There’ll be a lot more training

At Pluralsight, we already have a pretty big list of Windows PowerShell-related training videos, and we have authors working hard on more. Other training products are also going to step up their Windows PowerShell coverage. You’ll likely see more Microsoft Virtual Academy presentations, more people blogging, and so on. What you’re not likely to see is a huge uptick in books, because traditional book publishers haven’t yet adjusted their models to accommodate the rapid release schedule of the product, meaning books are often outdated before they’re even published.

Desired State Configuration is going to be huge

Even people who’ve ignored Windows PowerShell are going to get on board with Desired State Configuration (DSC). This is the one technology that you should be learning and playing with. No, there isn’t much in the way of documentation yet, and there might never be. The folks who succeed with DSC will be those who are comfortable experimenting, figuring it out, and coding custom resources as needed. Welcome to DevOps. Oh, and watch for “DSC Camp” at my house in Las Vegas in August 2015 (watch DonJones.com for details).

Community will become more important

Successful “PowerShellers” will be those who are engaged with the worldwide community through resources like PowerShell.org. They’ll be the ones who not only post questions, but also offer answers. They’ll be teaching by means of blog posts and webinars. They’ll be attending the Windows PowerShell Summit. Windows PowerShell is changing faster than even Microsoft can keep up, it seems, and staying engaged on a day-to-day basis will be the only way to keep up yourself.

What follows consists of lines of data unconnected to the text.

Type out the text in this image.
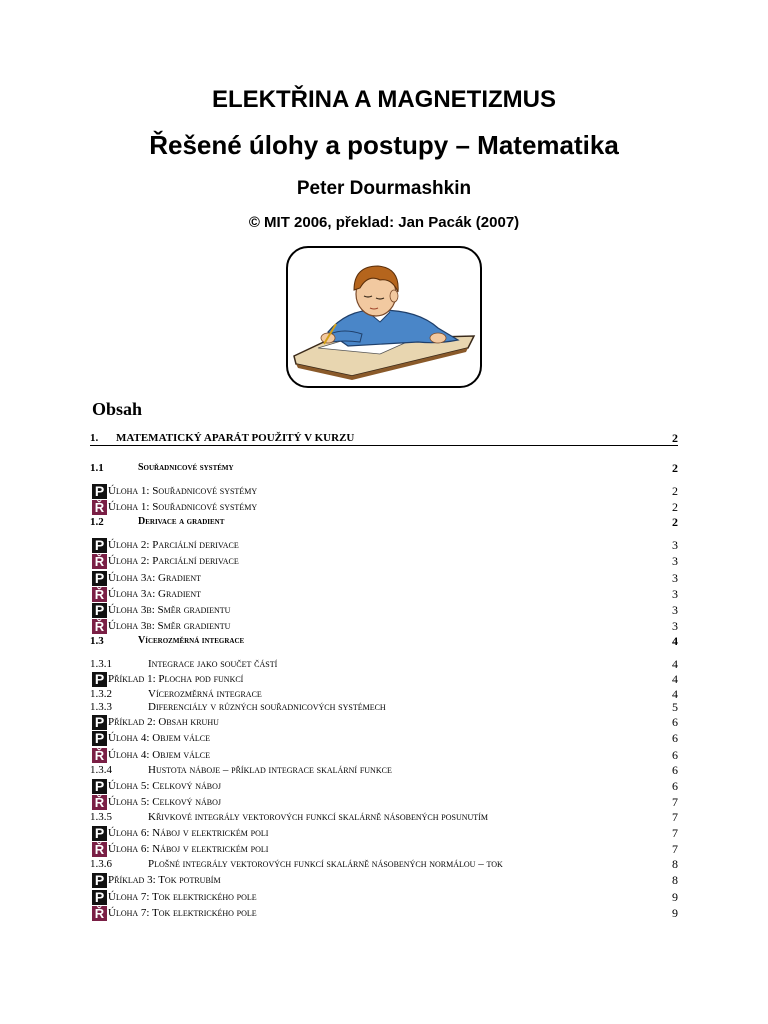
ELEKTŘINA A MAGNETIZMUS
Řešené úlohy a postupy – Matematika
Peter Dourmashkin
© MIT 2006, překlad: Jan Pacák (2007)
Obsah
1. MATEMATICKÝ APARÁT POUŽITÝ V KURZU	2
1.1	Souřadnicové systémy	2
P Úloha 1: Souřadnicové systémy	2
Ř Úloha 1: Souřadnicové systémy	2
1.2	Derivace a gradient	2
P Úloha 2: Parciální derivace	3
Ř Úloha 2: Parciální derivace	3
P Úloha 3a: Gradient	3
Ř Úloha 3a: Gradient	3
P Úloha 3b: Směr gradientu	3
Ř Úloha 3b: Směr gradientu	3
1.3	Vícerozměrná integrace	4
1.3.1	Integrace jako součet částí	4
P Příklad 1: Plocha pod funkcí	4
1.3.2	Vícerozměrná integrace	4
1.3.3	Diferenciály v různých souřadnicových systémech	5
P Příklad 2: Obsah kruhu	6
P Úloha 4: Objem válce	6
Ř Úloha 4: Objem válce	6
1.3.4	Hustota náboje – příklad integrace skalární funkce	6
P Úloha 5: Celkový náboj	6
Ř Úloha 5: Celkový náboj	7
1.3.5	Křivkové integrály vektorových funkcí skalárně násobených posunutím	7
P Úloha 6: Náboj v elektrickém poli	7
Ř Úloha 6: Náboj v elektrickém poli	7
1.3.6	Plošné integrály vektorových funkcí skalárně násobených normálou – tok	8
P Příklad 3: Tok potrubím	8
P Úloha 7: Tok elektrického pole	9
Ř Úloha 7: Tok elektrického pole	9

There will be another Scripting Games

This one’s easy, because it’s already in the works, under the leadership of the Master of Games, Mike Robbins. Keep an eye on PowerShell.org for an opportunity to test your Windows PowerShell “sk1llz” and creativity with new challenges that are suitable for all levels of expertise.

Microsoft will release a slew of DSC resources

They’ve been doing this a lot. They’re up to Wave 7 of the DSC Resource Kit as I write this—and they’re going to keep doing it. What’s more, community resources like the PowerShell.org DSC GitHub repo will really take off, hosting more-capable versions of Microsoft experimental resources with independently developed resources. Windows PowerShell and DSC will start to look like a “real” development universe.

Past predictions might eventually come true

A couple of my earlier predictions haven’t yet happened, but maybe they still will:

  • Folks haven’t taken up PowerShell Web Access (PWA) as much as I’d hoped they would in 2013.
  • People are still manipulating Excel programmatically through its awkward COM-based interface, instead of (as I predicted in 2013) moving to sensible data storage in SQL Server and using Reporting Services to produce better looking output.

~Don

Thanks for your insight, Don. I invite you to follow me on Twitter and Facebook. If you have any questions, send email to me at scripter@microsoft.com, or post your questions on the Official Scripting Guys Forum. See you tomorrow. Until then, peace.

Ed Wilson, Microsoft Scripting Guy

Comments (2)

  1. I can’t wait for another scripting games. I can only dream it’s cast in the light of ‘The Hunger Games’. My biggest prediction is that through a highly publicized incident people will come to realize not only the insane reach PowerShell has but why you
    should sign your scripts.

  2. David says:

    PowerShell is certainly making a name for itself. I’ve loved its multi-facted incorporation of all things administration and beyond.